Today I’m giving you three tips to help you deal with losses – tips to help you “get your mind right” and pull you through the hard times.
Psychologists call this cognitive reframing, and it’s essential if you plan to trade for the long term.
Tip #1 – Always assume a 100% loss whenever you place a trade.
Think about it, before you click the send button and put in your order, you have to be both capable and comfortable losing all of that money.
This is key because it can and will happen.
If the potential loss to your account makes you hesitant or anxious, then you have oversized your position.
It’s that simple.
Everyone has a different tolerance for risk. A bit of introspection will let you know when your allocation is too high.
If you haven’t placed the order, then reduce the position size. For example, use fewer contracts, a smaller spread, or some other lower-cost strategy.
You’ve already placed the trade and are losing sleep over it?
Jot it down in your journal and make sure it doesn’t happen again.
If you expect to lose it all and only lose 50%, consider it a 50% win.
Tip #2 – Several losses in a row do not mean your system is broken.
Every trader will have a string of losses at some point; it’s just the nature of probabilities. This is true even if your win rates are high.
Think about it.
A win rate of 80% means that out of 100 trades, you’ll lose on 20.
Though it isn’t likely, you could lose 15 or 20 trades in a row and still not violate that win rate. This is because win rates only play out over long periods.
Ask yourself this:
If you took 10 losses in a row, would it wipe out your account?
If so, then you need to use smaller positions, especially when trading in extremely choppy markets.
Plan for it, expect it, and you won’t be devastated when it happens.
Tip #3 – Always learn from your losing trades.
Each time you take a loss, it’s YOUR fault.
That’s right, you did something wrong.
The market doesn’t even know you exist, so it cannot ‘go against you.’ A losing trade just means that you were in the wrong place at the wrong time.
Consider these questions:
Who chose the stock?
Who identified the set-up?
Who placed the trade?
Each of these things was your decision and your action. You can’t blame anyone else. Even if you were handed the trade by someone else, you chose to listen to them and take the risk.
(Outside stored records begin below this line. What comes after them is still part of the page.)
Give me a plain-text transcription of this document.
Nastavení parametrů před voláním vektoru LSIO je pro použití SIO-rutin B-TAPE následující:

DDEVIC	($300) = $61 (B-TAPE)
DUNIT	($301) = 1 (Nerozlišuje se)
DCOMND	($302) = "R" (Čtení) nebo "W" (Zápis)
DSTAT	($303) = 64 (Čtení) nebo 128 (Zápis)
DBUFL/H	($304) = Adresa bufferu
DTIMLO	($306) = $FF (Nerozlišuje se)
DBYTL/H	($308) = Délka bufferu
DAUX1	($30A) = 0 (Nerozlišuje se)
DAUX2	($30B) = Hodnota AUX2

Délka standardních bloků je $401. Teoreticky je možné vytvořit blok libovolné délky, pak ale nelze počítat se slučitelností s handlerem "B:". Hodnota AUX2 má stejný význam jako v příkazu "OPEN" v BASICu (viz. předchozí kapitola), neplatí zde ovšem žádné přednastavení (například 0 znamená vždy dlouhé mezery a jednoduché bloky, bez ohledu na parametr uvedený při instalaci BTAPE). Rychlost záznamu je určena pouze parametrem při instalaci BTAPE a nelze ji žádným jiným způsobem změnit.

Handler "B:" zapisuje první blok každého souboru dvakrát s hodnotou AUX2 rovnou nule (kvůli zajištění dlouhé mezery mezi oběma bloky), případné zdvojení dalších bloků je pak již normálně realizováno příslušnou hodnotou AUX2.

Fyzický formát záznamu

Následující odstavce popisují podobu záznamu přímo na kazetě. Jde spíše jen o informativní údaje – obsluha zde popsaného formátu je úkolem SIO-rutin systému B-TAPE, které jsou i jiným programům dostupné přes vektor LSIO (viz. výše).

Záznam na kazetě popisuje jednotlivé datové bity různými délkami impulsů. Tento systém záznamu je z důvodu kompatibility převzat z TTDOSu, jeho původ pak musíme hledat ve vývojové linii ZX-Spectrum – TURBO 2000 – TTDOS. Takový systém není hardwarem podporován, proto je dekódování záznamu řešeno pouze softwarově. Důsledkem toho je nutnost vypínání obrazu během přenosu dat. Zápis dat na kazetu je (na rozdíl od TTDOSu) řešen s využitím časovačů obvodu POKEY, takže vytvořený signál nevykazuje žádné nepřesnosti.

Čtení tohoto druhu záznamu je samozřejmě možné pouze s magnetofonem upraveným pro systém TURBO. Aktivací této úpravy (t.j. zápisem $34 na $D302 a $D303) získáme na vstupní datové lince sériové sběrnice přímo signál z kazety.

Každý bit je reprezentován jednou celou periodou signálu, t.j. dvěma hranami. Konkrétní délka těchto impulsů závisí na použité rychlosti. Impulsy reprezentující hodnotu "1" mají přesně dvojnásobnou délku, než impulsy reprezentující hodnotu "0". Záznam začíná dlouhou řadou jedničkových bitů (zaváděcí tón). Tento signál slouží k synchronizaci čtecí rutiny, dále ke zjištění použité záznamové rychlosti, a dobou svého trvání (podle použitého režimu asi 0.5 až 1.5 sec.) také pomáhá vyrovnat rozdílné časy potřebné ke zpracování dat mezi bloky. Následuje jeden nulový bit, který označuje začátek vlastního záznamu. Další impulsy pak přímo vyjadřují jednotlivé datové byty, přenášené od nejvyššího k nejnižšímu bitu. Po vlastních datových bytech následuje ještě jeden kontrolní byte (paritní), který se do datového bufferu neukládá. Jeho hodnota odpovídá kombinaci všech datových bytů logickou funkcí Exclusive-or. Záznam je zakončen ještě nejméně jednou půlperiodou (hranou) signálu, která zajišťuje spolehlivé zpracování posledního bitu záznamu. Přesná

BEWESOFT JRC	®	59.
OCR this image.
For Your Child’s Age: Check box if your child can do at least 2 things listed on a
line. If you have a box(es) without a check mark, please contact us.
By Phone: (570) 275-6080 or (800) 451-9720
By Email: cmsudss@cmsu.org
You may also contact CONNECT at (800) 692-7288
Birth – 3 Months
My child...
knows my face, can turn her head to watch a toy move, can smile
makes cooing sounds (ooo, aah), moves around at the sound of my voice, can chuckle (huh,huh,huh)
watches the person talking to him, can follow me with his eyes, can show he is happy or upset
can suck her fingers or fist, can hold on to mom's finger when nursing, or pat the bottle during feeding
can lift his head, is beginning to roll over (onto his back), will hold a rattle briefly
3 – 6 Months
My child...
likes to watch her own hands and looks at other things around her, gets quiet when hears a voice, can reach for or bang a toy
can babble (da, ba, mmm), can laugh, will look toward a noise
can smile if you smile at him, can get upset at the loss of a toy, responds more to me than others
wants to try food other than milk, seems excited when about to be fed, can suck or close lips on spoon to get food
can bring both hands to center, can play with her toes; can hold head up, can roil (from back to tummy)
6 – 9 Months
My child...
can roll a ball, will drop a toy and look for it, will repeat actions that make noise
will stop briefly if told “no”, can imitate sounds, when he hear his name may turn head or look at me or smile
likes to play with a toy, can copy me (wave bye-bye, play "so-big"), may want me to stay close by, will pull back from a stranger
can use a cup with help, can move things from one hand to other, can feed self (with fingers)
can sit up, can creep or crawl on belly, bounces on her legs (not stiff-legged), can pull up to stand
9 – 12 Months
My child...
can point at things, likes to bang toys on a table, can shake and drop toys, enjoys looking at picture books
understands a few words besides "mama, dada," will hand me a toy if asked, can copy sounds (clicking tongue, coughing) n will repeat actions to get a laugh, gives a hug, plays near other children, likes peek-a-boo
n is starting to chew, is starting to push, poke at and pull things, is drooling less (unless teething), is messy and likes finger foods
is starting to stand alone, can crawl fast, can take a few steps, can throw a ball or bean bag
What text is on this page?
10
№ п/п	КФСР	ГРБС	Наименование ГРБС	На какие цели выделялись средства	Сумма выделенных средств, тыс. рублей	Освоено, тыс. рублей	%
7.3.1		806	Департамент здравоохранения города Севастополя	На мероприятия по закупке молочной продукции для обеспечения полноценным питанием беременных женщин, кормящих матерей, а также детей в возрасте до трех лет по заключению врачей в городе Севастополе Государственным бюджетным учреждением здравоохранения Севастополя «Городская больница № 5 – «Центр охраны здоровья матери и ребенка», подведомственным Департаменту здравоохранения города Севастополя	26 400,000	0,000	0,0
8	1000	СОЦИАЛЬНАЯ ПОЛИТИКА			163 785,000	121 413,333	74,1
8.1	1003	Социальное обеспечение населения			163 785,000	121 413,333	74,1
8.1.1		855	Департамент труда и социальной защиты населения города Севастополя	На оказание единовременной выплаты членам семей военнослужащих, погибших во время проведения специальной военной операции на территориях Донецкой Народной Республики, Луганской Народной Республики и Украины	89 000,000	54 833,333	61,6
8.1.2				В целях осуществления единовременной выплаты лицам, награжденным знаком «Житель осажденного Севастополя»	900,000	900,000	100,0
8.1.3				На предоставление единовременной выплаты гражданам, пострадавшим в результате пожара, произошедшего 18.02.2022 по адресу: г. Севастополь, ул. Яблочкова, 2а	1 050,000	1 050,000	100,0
Rather than lamenting losses, look for the lessons they teach you.
Was the stock inappropriate for your trade? Did you neglect to follow your entry rules? Was the duration wrong?
If you analyze your losers, you’ll nearly always find a problem you can fix. Then, use the information to refine your process and rules.
Make the adjustment and get back in the game.
Most traders fail because they will not put in the effort to develop their skills and control their emotions.
Don’t be one of the wash-outs.
I’ve been training in martial arts for so long I can’t help but use the analogy because jiu-jitsu and trading have so much in common.
Master Chris Haueter put it so well when he said:
“It’s not who’s good, it’s who’s left.
It’s hours on the mat.
If you put in that time, natural athlete or not, you’ll be a black belt.
You’re going to be somewhere in ten years, why not be a black belt too? You just can’t quit.”
The only true losing strategy is giving up before you get it right.
Stay at it.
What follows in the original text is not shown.